A giusta ragione si è osservato che l’inciso “superando l’attuale sistema dei crediti formativi” deve essere inteso “nel senso che debba essere superato non il sistema dei crediti in sé, che … è uno standard mondiale, ma il sistema com’è strutturato nel concreto attualmente, attraverso una sua revisione anche profonda, finalizzata a garantire un controllo certo, equo ed in alcune ipotesi anche premiante dell’adempimento dell’obbligo a formarsi” (così N. Bianchi, op. cit., p. 11).

Resta inteso che l’attuale sistema presenta non solo criticità, ma anche veri e propri pilastri da non intaccare: 1) tendenziale gratuità dell’offerta del sistema forense; 2) libertà di scelta, anche geografica, 3) uniformità territoriale; 4) libera concorrenza. (cfr.

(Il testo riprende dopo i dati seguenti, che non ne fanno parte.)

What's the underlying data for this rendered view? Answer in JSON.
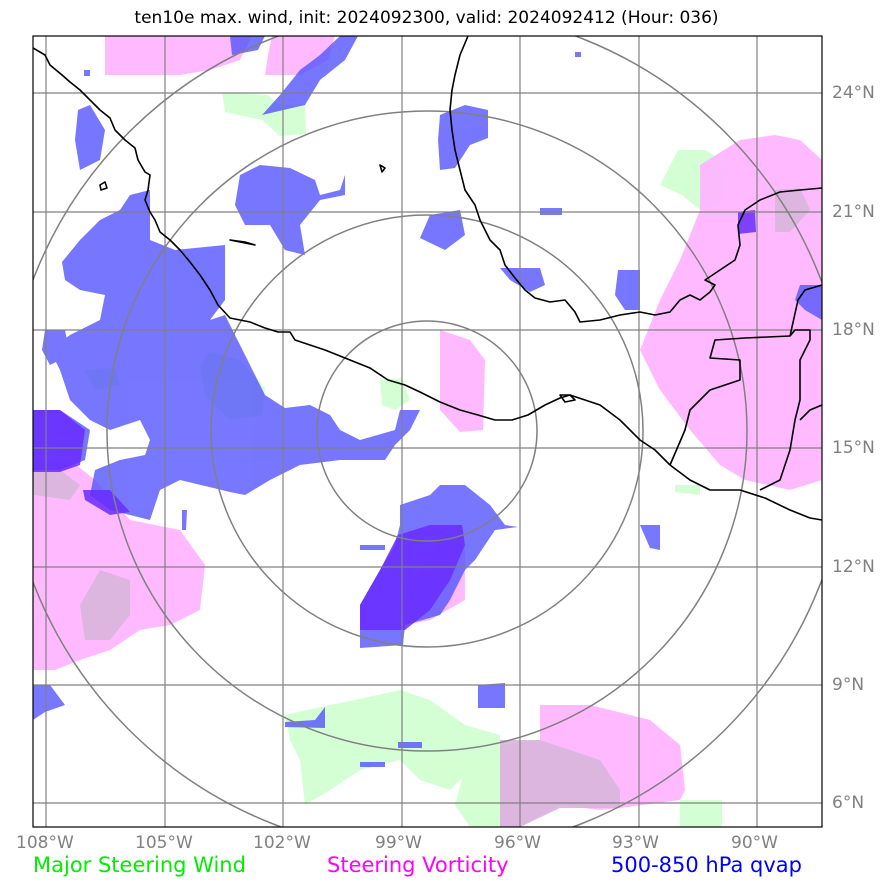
{
  "title": "ten10e max. wind, init: 2024092300, valid: 2024092412 (Hour: 036)",
  "legend": {
    "major_steering_wind": "Major Steering Wind",
    "steering_vorticity": "Steering Vorticity",
    "qvap": "500-850 hPa qvap"
  },
  "colors": {
    "major_steering_wind": "#ccffcc",
    "steering_vorticity": "#ffb3ff",
    "qvap": "#5555ff",
    "qvap_dark": "#6a2cff",
    "gridlines": "#808080",
    "coastline": "#000000"
  },
  "axes": {
    "latitude_labels": [
      "24°N",
      "21°N",
      "18°N",
      "15°N",
      "12°N",
      "9°N",
      "6°N"
    ],
    "longitude_labels": [
      "108°W",
      "105°W",
      "102°W",
      "99°W",
      "96°W",
      "93°W",
      "90°W"
    ]
  },
  "range_rings": {
    "count": 4,
    "center": "99.5°W, 15.5°N"
  }
}
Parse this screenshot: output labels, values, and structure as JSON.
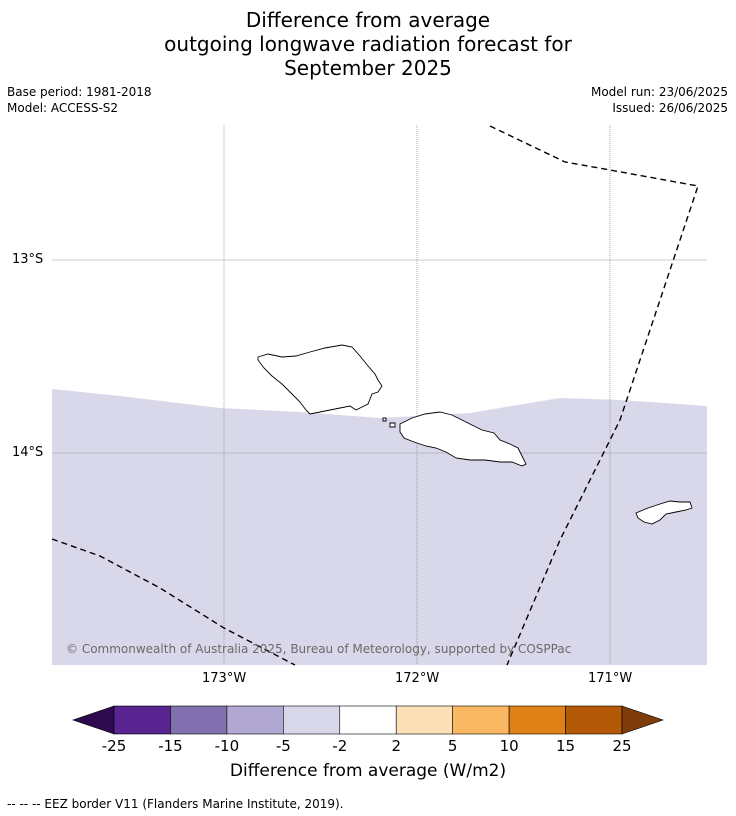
{
  "title": {
    "line1": "Difference from average",
    "line2": "outgoing longwave radiation forecast for",
    "line3": "September 2025"
  },
  "meta": {
    "base_period": "Base period: 1981-2018",
    "model": "Model: ACCESS-S2",
    "model_run": "Model run: 23/06/2025",
    "issued": "Issued: 26/06/2025"
  },
  "map": {
    "latitude_labels": [
      "13°S",
      "14°S"
    ],
    "longitude_labels": [
      "173°W",
      "172°W",
      "171°W"
    ],
    "shaded_category": "-5 to -2",
    "shade_color": "#d8d8ea",
    "copyright": "© Commonwealth of Australia 2025, Bureau of Meteorology, supported by COSPPac"
  },
  "colorbar": {
    "title": "Difference from average (W/m2)",
    "ticks": [
      "-25",
      "-15",
      "-10",
      "-5",
      "-2",
      "2",
      "5",
      "10",
      "15",
      "25"
    ],
    "colors": [
      "#5a2590",
      "#8270b0",
      "#b0a8d2",
      "#d8d8ea",
      "#ffffff",
      "#fde0b6",
      "#fbb862",
      "#e08117",
      "#b35806"
    ],
    "low_extend_color": "#2d0a4e",
    "high_extend_color": "#7f3b08"
  },
  "footnote": "-- -- -- EEZ border V11 (Flanders Marine Institute, 2019)."
}
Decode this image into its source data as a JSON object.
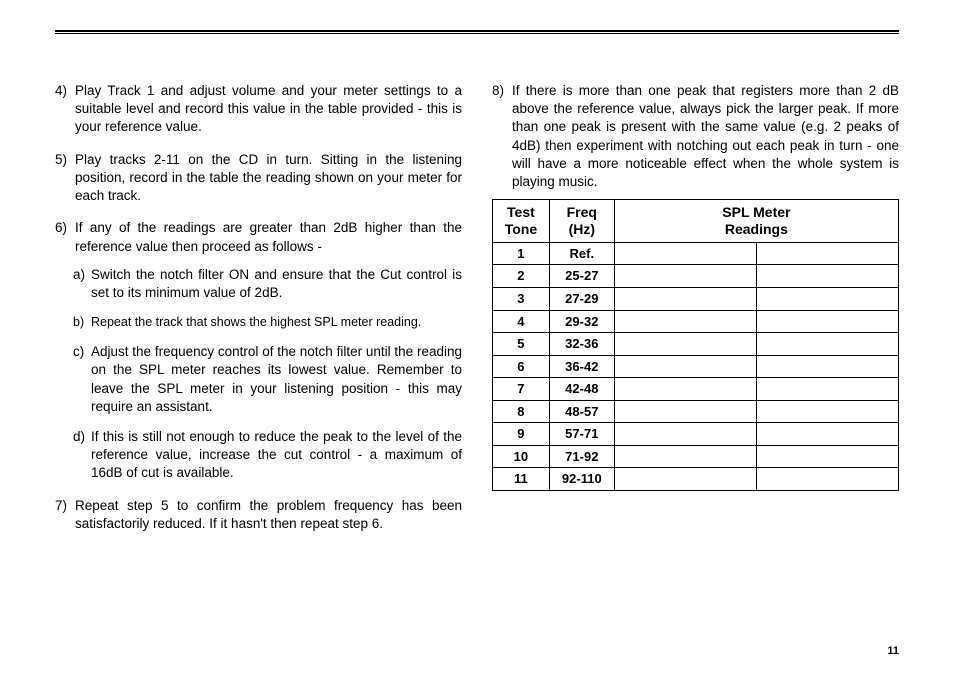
{
  "left": {
    "i4": {
      "n": "4)",
      "t": "Play Track 1 and adjust volume and your meter settings to a suitable level and record this value in the table provided - this is your reference value."
    },
    "i5": {
      "n": "5)",
      "t": "Play tracks 2-11 on the CD in turn. Sitting in the listening position, record in the table the reading shown on your meter for each track."
    },
    "i6": {
      "n": "6)",
      "t": "If any of the readings are greater than 2dB higher than the reference value then proceed as follows -"
    },
    "s6a": {
      "n": "a)",
      "t": "Switch the notch filter ON and ensure that the Cut control is set to its minimum value of 2dB."
    },
    "s6b": {
      "n": "b)",
      "t": "Repeat the track that shows the highest SPL meter reading."
    },
    "s6c": {
      "n": "c)",
      "t": "Adjust the frequency control of the notch filter until the reading on the SPL meter reaches its lowest value. Remember to leave the SPL meter in your listening position - this may require an assistant."
    },
    "s6d": {
      "n": "d)",
      "t": "If this is still not enough to reduce the peak to the level of the reference value, increase the cut control - a maximum of 16dB of cut is available."
    },
    "i7": {
      "n": "7)",
      "t": "Repeat step 5 to confirm the problem frequency has been satisfactorily reduced. If it hasn't then repeat step 6."
    }
  },
  "right": {
    "i8": {
      "n": "8)",
      "t": "If there is more than one peak that registers more than 2 dB above the reference value, always pick the larger peak. If more than one peak is present with the same value (e.g. 2 peaks of 4dB) then experiment with notching out each peak in turn - one will have a more noticeable effect when the whole system is playing music."
    }
  },
  "table": {
    "headers": {
      "c1a": "Test",
      "c1b": "Tone",
      "c2a": "Freq",
      "c2b": "(Hz)",
      "c3a": "SPL Meter",
      "c3b": "Readings"
    },
    "rows": [
      {
        "tone": "1",
        "freq": "Ref.",
        "r1": "",
        "r2": ""
      },
      {
        "tone": "2",
        "freq": "25-27",
        "r1": "",
        "r2": ""
      },
      {
        "tone": "3",
        "freq": "27-29",
        "r1": "",
        "r2": ""
      },
      {
        "tone": "4",
        "freq": "29-32",
        "r1": "",
        "r2": ""
      },
      {
        "tone": "5",
        "freq": "32-36",
        "r1": "",
        "r2": ""
      },
      {
        "tone": "6",
        "freq": "36-42",
        "r1": "",
        "r2": ""
      },
      {
        "tone": "7",
        "freq": "42-48",
        "r1": "",
        "r2": ""
      },
      {
        "tone": "8",
        "freq": "48-57",
        "r1": "",
        "r2": ""
      },
      {
        "tone": "9",
        "freq": "57-71",
        "r1": "",
        "r2": ""
      },
      {
        "tone": "10",
        "freq": "71-92",
        "r1": "",
        "r2": ""
      },
      {
        "tone": "11",
        "freq": "92-110",
        "r1": "",
        "r2": ""
      }
    ]
  },
  "page_number": "11"
}
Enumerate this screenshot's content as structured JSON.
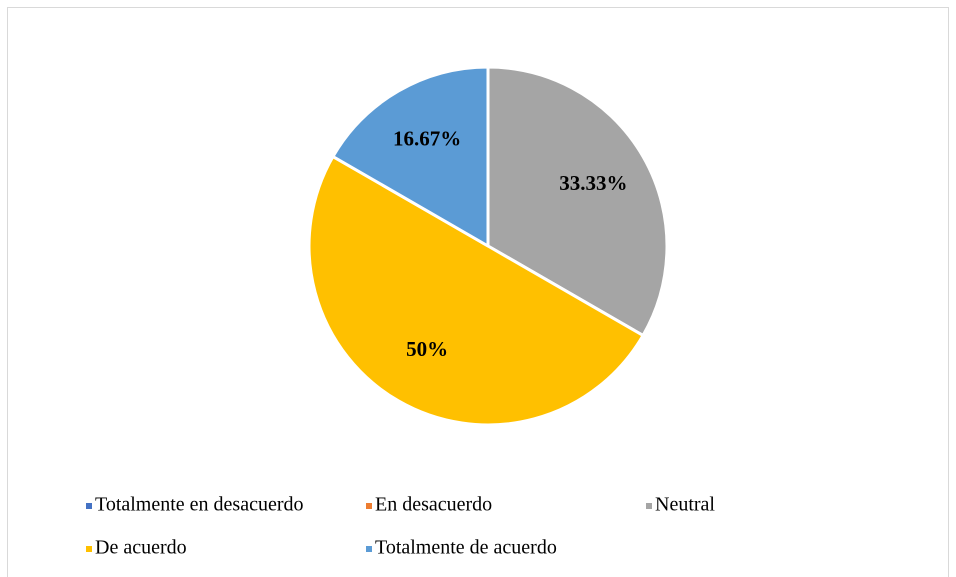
{
  "chart_data": {
    "type": "pie",
    "categories": [
      "Totalmente en desacuerdo",
      "En desacuerdo",
      "Neutral",
      "De acuerdo",
      "Totalmente de acuerdo"
    ],
    "values": [
      0,
      0,
      33.33,
      50,
      16.67
    ],
    "value_labels": [
      null,
      null,
      "33.33%",
      "50%",
      "16.67%"
    ],
    "colors": [
      "#4472c4",
      "#ed7d31",
      "#a5a5a5",
      "#ffc000",
      "#5b9bd5"
    ],
    "legend": "bottom"
  }
}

Bianchi, op. cit., p.12).

Quest’ultimo aspetto della libera concorrenza è stato rimarcato nella recente sentenza OTOC della Corte di Giustizia Europea 28 febbraio 2013 nella causa C-1/12, sentenza detta “che ha portato all’attenzione di tutti gli ordini professionali dell’Unione la necessità di garantire la libera concorrenza nel mercato della formazione professionale continua” (così N.

Bianchi, op. cit., p. 13).

La formazione continua, nei termini in cui è delineata dalla vigente normativa, legislativa e regolamentare, rappresenta sicuramente una sfida per l’avvocatura, chiamata ormai a confrontarsi anche in ambiti sovranazionali e, come tale, comporta una risposta in termini di sacrifici da sostenere, ma anche di opportunità da cogliere: la posta in gioco è complessivamente quella di integrare il profilo di una figura professionale, quella dell’avvocato europeo del terzo millennio, in grado, con lo slancio che proviene dalla tradizione non solo di civil law - stante l’importanza del precedente giurisprudenziale nell’argomentazione difensiva -, di allargare i propri orizzonti, così proiettandosi verso il futuro.